Looking at the latest COT report, only the Canadian dollar remains in extreme territory. Following this week’s sharp decline in the currency, this is likely to change over the coming weeks. The euro and the US dollar are no longer in extreme territory as speculators build up their long US dollar positions. This is shown below:
CFTC COT (futures & options combined) – October 24, 2017
Notable extremes are bolded, and are highlighted when speculator positioning is more than two standard deviations above historical trailing 1-year and 3-year trends. Looking at changes versus the previous week, speculators are trimming their US dollar short positions. This is particularly the case for currencies and commodities that are highly sensitive to future inflation such as the Japanese yen, Swiss franc and gold. On the other hand, speculators continue to build their long positions in crude oil (WTI), which benefits from the positive inflation outlook.
Changing fortunes for the Australian dollar
After peaking in late September, speculators appear to be losing their interest in the Australian dollar.
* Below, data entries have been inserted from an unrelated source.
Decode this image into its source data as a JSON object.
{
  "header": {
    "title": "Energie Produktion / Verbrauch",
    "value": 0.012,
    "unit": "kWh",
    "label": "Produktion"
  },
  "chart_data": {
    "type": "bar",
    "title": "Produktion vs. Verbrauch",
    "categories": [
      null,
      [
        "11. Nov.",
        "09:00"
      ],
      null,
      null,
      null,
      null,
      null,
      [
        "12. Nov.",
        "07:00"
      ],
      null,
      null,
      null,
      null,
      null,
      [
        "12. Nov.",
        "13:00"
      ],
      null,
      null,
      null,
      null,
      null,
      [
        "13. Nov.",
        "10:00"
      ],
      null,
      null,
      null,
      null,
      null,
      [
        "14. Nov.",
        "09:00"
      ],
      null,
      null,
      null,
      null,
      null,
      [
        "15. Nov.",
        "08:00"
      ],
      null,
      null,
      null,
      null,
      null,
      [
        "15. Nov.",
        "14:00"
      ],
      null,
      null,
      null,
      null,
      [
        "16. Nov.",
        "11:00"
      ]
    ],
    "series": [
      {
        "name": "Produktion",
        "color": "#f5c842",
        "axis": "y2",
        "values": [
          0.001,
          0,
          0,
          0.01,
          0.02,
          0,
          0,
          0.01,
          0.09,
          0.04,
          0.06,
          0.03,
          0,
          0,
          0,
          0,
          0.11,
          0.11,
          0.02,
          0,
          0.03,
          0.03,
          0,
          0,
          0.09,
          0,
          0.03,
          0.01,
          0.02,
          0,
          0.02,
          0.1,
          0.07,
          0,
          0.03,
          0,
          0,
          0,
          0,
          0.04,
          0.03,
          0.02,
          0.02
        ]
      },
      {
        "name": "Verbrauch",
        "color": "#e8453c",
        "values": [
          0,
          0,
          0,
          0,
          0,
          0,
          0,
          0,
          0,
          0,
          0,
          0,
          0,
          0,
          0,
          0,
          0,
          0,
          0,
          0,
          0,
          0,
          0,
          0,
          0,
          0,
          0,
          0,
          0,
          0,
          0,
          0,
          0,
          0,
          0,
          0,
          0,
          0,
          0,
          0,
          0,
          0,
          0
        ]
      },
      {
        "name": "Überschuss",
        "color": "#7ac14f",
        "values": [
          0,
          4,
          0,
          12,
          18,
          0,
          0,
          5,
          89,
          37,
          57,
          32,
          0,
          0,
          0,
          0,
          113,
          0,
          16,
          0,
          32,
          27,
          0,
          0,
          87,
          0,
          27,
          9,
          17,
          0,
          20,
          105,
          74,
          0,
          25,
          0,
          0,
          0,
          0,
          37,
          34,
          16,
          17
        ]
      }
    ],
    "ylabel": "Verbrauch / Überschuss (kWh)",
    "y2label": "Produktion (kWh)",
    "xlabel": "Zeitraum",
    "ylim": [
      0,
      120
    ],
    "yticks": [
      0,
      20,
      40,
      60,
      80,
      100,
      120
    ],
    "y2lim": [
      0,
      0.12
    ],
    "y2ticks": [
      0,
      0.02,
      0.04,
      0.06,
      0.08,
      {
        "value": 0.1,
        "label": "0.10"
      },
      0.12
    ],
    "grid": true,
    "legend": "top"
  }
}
The latest inflation figures (1.8% for Q3 2017) missed expectations, and have declined in rate-of-change terms after peaking in Q1 2017. Looking at GDP growth, year-over-year growth in Q2 came in at 1.8%, which is relatively weak compared to the recent past. As both growth and inflation disappoint, the Reserve Bank of Australia looks set to stay in neutral. Recent inflation and growth figures for Australia are illustrated below.
Ho-hum: recent Australian economic data remains mediocre
Earlier in the year, speculators were building their long AUD positions based on the belief that the RBA would be the next central bank to raise rates. Despite hopes that the RBA was set to follow its peers in the US and Canada, the Bank sees few reasons to consider hiking rates. Recent RBA minutes suggest that the status quo is set to continue. Given falling rate hike expectations, speculators are now trimming their large Australian dollar positions. This is shown below.
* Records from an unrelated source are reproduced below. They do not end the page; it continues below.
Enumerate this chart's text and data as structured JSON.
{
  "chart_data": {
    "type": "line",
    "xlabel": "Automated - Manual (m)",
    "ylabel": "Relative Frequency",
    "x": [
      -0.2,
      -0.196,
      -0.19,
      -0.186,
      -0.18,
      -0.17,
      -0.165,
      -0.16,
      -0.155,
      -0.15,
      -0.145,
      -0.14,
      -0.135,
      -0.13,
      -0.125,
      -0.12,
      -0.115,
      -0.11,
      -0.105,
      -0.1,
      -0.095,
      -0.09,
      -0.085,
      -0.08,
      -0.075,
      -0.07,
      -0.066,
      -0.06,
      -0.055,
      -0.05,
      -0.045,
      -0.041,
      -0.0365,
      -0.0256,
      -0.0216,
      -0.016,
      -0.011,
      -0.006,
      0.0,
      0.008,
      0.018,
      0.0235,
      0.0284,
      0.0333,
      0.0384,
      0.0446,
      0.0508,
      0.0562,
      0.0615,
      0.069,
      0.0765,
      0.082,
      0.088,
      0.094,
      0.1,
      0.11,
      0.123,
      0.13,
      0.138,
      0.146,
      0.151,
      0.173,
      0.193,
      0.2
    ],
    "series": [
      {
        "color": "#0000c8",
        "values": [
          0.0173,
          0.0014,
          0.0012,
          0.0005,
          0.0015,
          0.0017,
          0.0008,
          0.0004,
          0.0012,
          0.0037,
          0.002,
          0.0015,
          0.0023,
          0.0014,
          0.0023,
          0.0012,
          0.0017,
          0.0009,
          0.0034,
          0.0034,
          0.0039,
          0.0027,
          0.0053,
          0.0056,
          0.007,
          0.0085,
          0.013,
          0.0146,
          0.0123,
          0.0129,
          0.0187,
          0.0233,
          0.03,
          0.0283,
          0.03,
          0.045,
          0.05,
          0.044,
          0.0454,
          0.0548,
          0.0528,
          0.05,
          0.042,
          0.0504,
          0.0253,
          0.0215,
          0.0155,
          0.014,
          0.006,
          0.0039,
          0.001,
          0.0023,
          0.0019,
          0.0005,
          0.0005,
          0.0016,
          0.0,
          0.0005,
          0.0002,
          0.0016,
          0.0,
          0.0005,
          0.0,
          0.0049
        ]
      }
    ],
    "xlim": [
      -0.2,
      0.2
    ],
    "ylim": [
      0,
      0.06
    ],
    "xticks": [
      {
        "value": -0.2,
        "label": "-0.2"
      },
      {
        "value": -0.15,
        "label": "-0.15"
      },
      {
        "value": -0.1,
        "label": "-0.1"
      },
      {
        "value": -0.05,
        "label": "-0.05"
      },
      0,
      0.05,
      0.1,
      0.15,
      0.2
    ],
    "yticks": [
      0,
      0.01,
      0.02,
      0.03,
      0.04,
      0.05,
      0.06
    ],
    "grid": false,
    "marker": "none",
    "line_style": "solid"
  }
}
From bearish to extremely bullish
Earlier in July, futures speculators were short the Australian dollar, and 1-year z-scores fell almost one and half standard deviations below the 1-year average. After AUD/USD rallied towards 0.80, speculators then flipped to extreme bullishness. At its peak, speculators were long almost 78,000 contracts in futures and options on September 26. Since late September, net long positions have been trimmed substantially as hopes for higher interest rates fade into memory. As we argued in our recent commentary on the 19th Party Congress in China, the longer-term outlook for the Australian dollar looks weak.